Klasik bir bilgisayarda bir bit kesilikle ve sadece 1 veya 0 sıfır olabilecekken bir kuantum bilgisayarda qubit, bu 1 ve 0’ların çok farklı kombinasyonlarından (süperpozisyonlarından) oluşabilir… Süperpozisyon kavramını ‘Kuantum Fiziğine Giriş’ yazısında anlatmıştım.

Yani bir kuantum bilgisayar için artık kesin 1 ve 0’lar yok… Belli olasılıkla 1 ve belli olasılıkla 0’dan oluşan qubitler var. Diyeceksiniz ki klasik bilgisayarlarda bit kavramının bir fiziksel karşılığı var; bir klasik bilgisayarın harddiskinde, bilgi yani 1 ve 0’lar bildiğimiz +/- yük şeklinde eşleştirilerek kaydedilip saklanıyor… Kuantum bilgisayarlar için qubit kavramının fiziksel karşılığını nerede bulacağız?!
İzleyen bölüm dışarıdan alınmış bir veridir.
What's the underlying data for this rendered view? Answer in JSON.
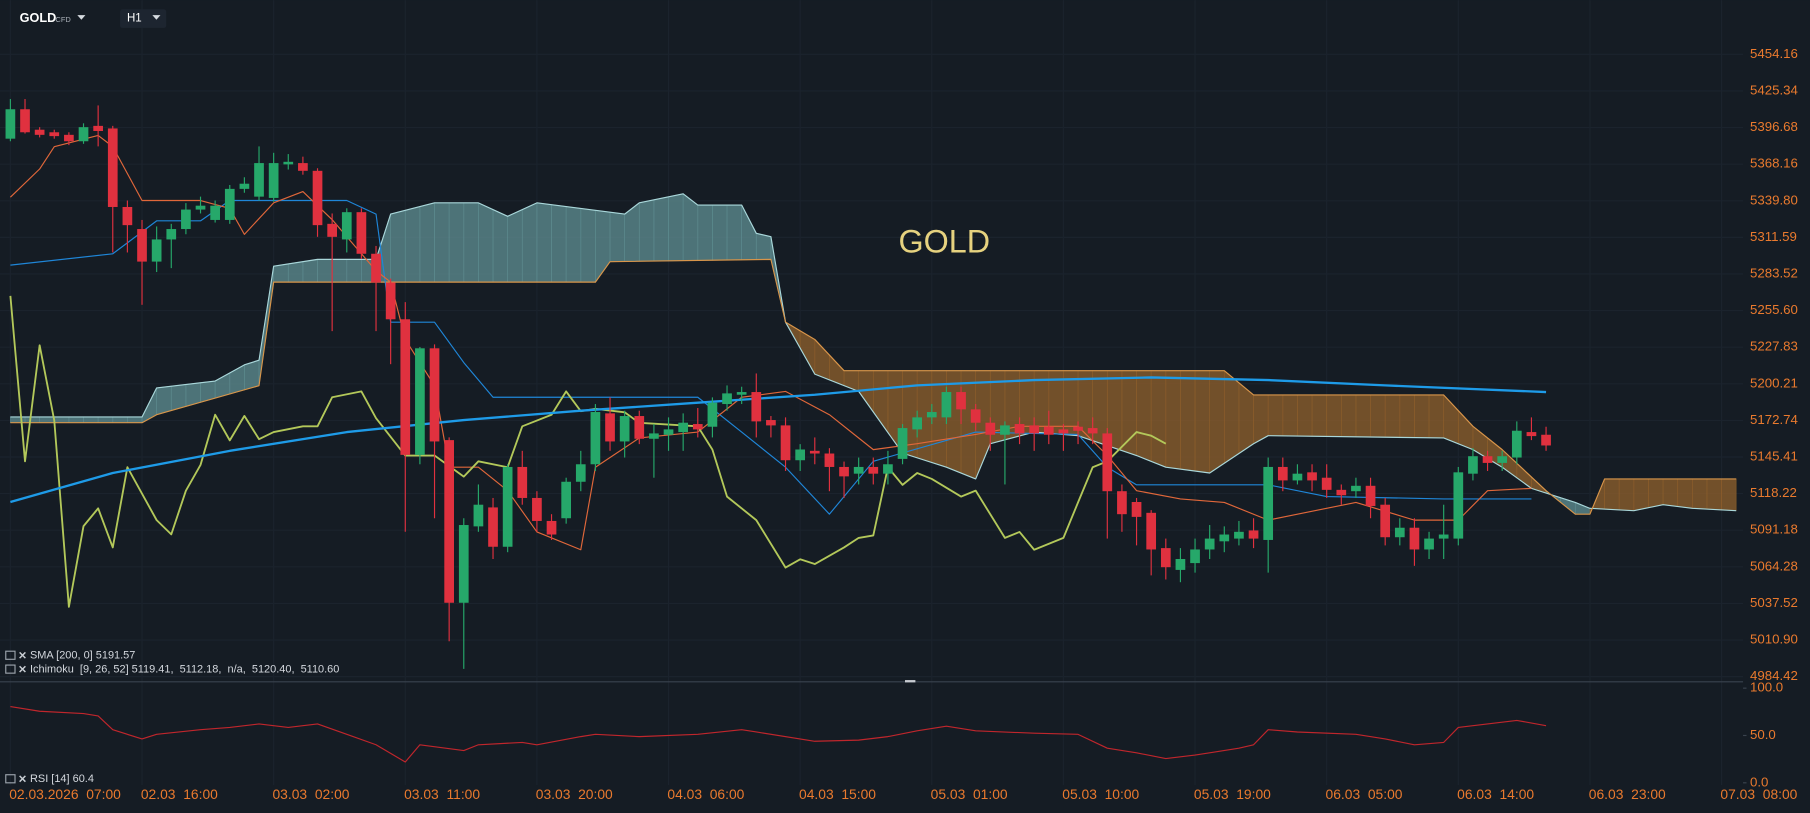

Cevap, kuantum fiziğini yaşadığımız yer olan atomda… Elektronların ‘spin’ denilen özelliğini kullanarak,

bir elektronun herhangi bir zamandaki temsili dalga fonksiyonunun bu iki spin olasılığının bir kombinasyonu (süperpozisyonu) olarak temsil edebilmemiz bize Qubit dediğimiz kavram için fiziksel bir dayanak sağlamakta…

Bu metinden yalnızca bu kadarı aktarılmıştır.